De nombreux manifestants, notamment à Berlin, Stockholm et Paris, ont exprimé leur soutien au prince héritier en exil Reza Pahlavi, fils du dernier shah d'Iran, qui se présente comme une alternative après la mort du guide suprême Ali Khamenei, tué dans une attaque israélo-américaine.
À Londres, des personnes ont manifesté contre la guerre, tandis que d'autres ont défilé pour soutenir Khamenei.
Selon la police métropolitaine, entre 5 000 et 6 000 personnes ont participé à la marche "Hands Off Iran" (Bas les mains de l'Iran), scandant "Stop the bombing now, now, now" (Arrêtez les bombardements maintenant).
À Paris, deux manifestations ont eu lieu : l'une soutenant le fils du défunt shah pour assurer la transition, l'autre dénonçant le scénario du retour de la monarchie.
"Je soutiens Pahlavi qui appelle à une révolution", a déclaré Masoud Ghanaatian, un étudiant de 35 ans, lors d'une manifestation dans le sud de Paris, où les participants portaient des photos du fils du shah défunt et brandissaient des drapeaux américains, israéliens et de l'Iran d'avant la révolution.
"C'est un démocrate. Il peut superviser une transition et promet d'organiser des élections".
D'autres manifestants portant des gilets jaunes sur lesquels on pouvait lire "Free Iran" (Libérez l'Iran)ont montré des autocollants sur leurs mains sur lesquels on pouvait lire "No Shah, no Mullah" (Pas de shah, pas de mollah).

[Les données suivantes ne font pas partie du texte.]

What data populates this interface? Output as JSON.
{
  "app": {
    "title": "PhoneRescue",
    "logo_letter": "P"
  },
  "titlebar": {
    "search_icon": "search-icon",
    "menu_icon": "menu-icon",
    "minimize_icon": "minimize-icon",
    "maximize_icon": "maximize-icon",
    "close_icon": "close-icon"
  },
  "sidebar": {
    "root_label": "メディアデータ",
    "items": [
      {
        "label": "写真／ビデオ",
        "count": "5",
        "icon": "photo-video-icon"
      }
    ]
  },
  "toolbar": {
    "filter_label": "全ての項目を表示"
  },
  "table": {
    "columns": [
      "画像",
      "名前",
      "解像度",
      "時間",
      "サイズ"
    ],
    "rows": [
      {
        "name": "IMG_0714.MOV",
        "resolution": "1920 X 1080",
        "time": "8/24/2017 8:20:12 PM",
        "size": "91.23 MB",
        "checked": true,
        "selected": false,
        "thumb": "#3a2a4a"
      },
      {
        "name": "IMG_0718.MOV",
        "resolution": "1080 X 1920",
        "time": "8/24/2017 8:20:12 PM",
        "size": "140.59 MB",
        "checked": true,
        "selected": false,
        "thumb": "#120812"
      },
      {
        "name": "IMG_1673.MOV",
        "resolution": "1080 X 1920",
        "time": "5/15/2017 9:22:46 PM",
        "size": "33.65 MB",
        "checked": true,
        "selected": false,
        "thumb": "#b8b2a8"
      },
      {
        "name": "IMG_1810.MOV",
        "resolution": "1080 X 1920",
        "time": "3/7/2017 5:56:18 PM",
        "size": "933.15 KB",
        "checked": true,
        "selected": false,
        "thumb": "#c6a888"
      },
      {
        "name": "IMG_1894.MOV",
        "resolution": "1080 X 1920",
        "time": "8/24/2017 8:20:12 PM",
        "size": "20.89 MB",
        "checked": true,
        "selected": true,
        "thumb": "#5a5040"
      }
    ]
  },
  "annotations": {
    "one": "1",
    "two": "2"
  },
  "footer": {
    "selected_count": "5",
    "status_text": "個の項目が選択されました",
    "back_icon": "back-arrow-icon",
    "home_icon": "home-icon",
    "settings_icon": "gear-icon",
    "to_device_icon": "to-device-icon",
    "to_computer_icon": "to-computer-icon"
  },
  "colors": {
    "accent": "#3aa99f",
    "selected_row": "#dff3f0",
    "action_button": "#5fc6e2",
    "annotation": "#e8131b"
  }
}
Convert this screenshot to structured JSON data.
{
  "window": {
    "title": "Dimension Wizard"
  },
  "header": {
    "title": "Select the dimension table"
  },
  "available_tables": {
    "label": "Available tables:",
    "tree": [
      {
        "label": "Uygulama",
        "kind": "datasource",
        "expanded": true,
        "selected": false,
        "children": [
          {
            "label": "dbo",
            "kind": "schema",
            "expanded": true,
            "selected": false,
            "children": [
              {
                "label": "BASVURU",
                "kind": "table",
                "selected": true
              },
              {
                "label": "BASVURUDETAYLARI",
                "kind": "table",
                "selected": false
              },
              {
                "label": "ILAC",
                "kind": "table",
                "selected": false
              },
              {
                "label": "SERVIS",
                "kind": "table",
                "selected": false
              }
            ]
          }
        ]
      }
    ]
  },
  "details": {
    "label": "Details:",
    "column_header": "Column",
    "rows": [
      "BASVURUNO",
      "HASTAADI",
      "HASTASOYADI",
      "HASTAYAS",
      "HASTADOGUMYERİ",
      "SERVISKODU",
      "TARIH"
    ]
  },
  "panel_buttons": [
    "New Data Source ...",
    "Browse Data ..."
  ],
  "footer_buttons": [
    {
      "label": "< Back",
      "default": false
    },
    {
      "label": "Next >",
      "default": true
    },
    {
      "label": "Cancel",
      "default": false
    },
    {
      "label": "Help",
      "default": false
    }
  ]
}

Des centaines de manifestants pro-Pahlavi se sont également rassemblés à Stockholm, brandissant des photos de lui et de son défunt père.
À Amsterdam, des manifestants ont défilé le long d'un des canaux de la ville, brandissant des drapeaux israéliens, américains et de l'Iran d'avant la révolution, pour demander au gouvernement d'inviter Pahlavi dans le pays et de fermer l'ambassade d'Iran.
Peu après l'aube en Grande-Bretagne, des manifestants anti-guerre se sont rassemblés à l'entrée d'une base aérienne à Fairford, dans le sud-ouest de l'Angleterre, en brandissant des pancartes sur lesquelles on pouvait lire "Bas les pattes de l'Iran", "Paix" et "Les Ricains rentrent chez eux".
Le président américain Donald Trump a promis d'aider à reconstruire l'économie iranienne si Téhéran installe quelqu'un d'"acceptable" pour lui en remplacement du dirigeant suprême assassiné.
Amir Saeid Iravani, ambassadeur d'Iran aux Nations unies, a déclaré que les États-Unis ne joueraient aucun rôle dans la sélection du successeur du feu ayatollah.
"La sélection des dirigeants iraniens se fera dans le strict respect de nos procédures constitutionnelles et uniquement en fonction de la volonté du peuple iranien, sans aucune ingérence étrangère", a-t-il ajouté.